これ程の宝石は市場に出回るのも稀だ。この商業都市ゼニモウケでも見る機会は少ないだろう。それをこんなボロ切れを着た旅人が持つということは、よほどの事情があるか盗賊の部類に入る可能性がある。
「ふむ······すまんが、ここでは買い取りできんな。非常に高価過ぎて店の金庫の中身じゃ全然足りん」
「じゃあお金はいい、装備を見繕ってちょうだい。それと交換でいいから」
「······悪いが、それも出来ん。等価交換として成り立たん」
「えぇ〜、アタシは気にしないからいいわよ。そんな宝石より服や装備の方が重要だし、剣が無いと冒険者になれないじゃん」
冒険者。その一言で私は動いた。
旅人の傍まで進み、その肩に手を乗せる。
「少しいいか? 冒険者になりたいのならアドバイス出来る」
「はぁ?」
私は旅人を探り、その正体を見極めるつもりで声を掛けたつもりだった。これ程の宝石の出処として可能性があるのは、盗賊や王族の墓荒らし。

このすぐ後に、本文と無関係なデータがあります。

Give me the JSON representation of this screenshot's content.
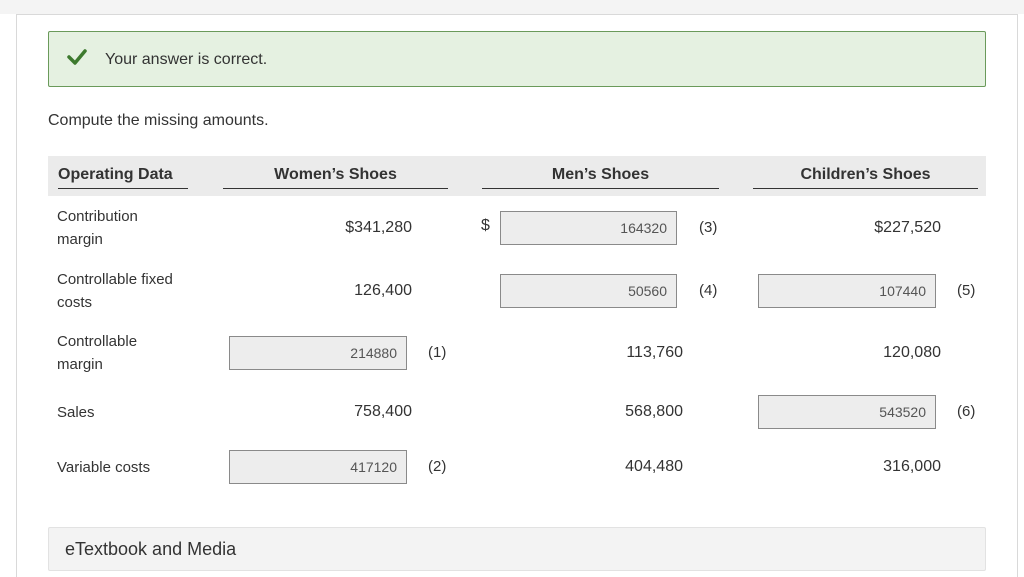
{
  "alert": {
    "message": "Your answer is correct."
  },
  "instruction": "Compute the missing amounts.",
  "headers": {
    "operating_data": "Operating Data",
    "womens": "Women’s Shoes",
    "mens": "Men’s Shoes",
    "childrens": "Children’s Shoes"
  },
  "rows": {
    "contribution_margin": {
      "label": "Contribution margin",
      "womens": "$341,280",
      "mens_currency": "$",
      "mens_input": "164320",
      "mens_ref": "(3)",
      "childrens": "$227,520"
    },
    "controllable_fixed_costs": {
      "label": "Controllable fixed costs",
      "womens": "126,400",
      "mens_input": "50560",
      "mens_ref": "(4)",
      "childrens_input": "107440",
      "childrens_ref": "(5)"
    },
    "controllable_margin": {
      "label": "Controllable margin",
      "womens_input": "214880",
      "womens_ref": "(1)",
      "mens": "113,760",
      "childrens": "120,080"
    },
    "sales": {
      "label": "Sales",
      "womens": "758,400",
      "mens": "568,800",
      "childrens_input": "543520",
      "childrens_ref": "(6)"
    },
    "variable_costs": {
      "label": "Variable costs",
      "womens_input": "417120",
      "womens_ref": "(2)",
      "mens": "404,480",
      "childrens": "316,000"
    }
  },
  "etextbook": {
    "label": "eTextbook and Media"
  },
  "colors": {
    "success_bg": "#e5f1e1",
    "success_border": "#6a9a5a",
    "check": "#3d7a2e"
  }
}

話をして情報を引き出してやろうと思ったが······思わず見惚れてしまった。
「何よアンタ、人の顔をジロジロ見て」
「······あぁ、すまんな」
肩を掴むと旅人は振り返り、その勢いで頭を包んでいたフードが落ちた。そしてハラリと美しい『蒼』が揺れる。
顔は多少汚れていたが美少女だ。整った顔に美しく光るブルーの瞳は青空を思わせる。まだ子供だが私は直感で悟った。
「私はニーラマーナ。良かったら装備のアドバイスをしよう」
この少女とは、長い付き合いになると。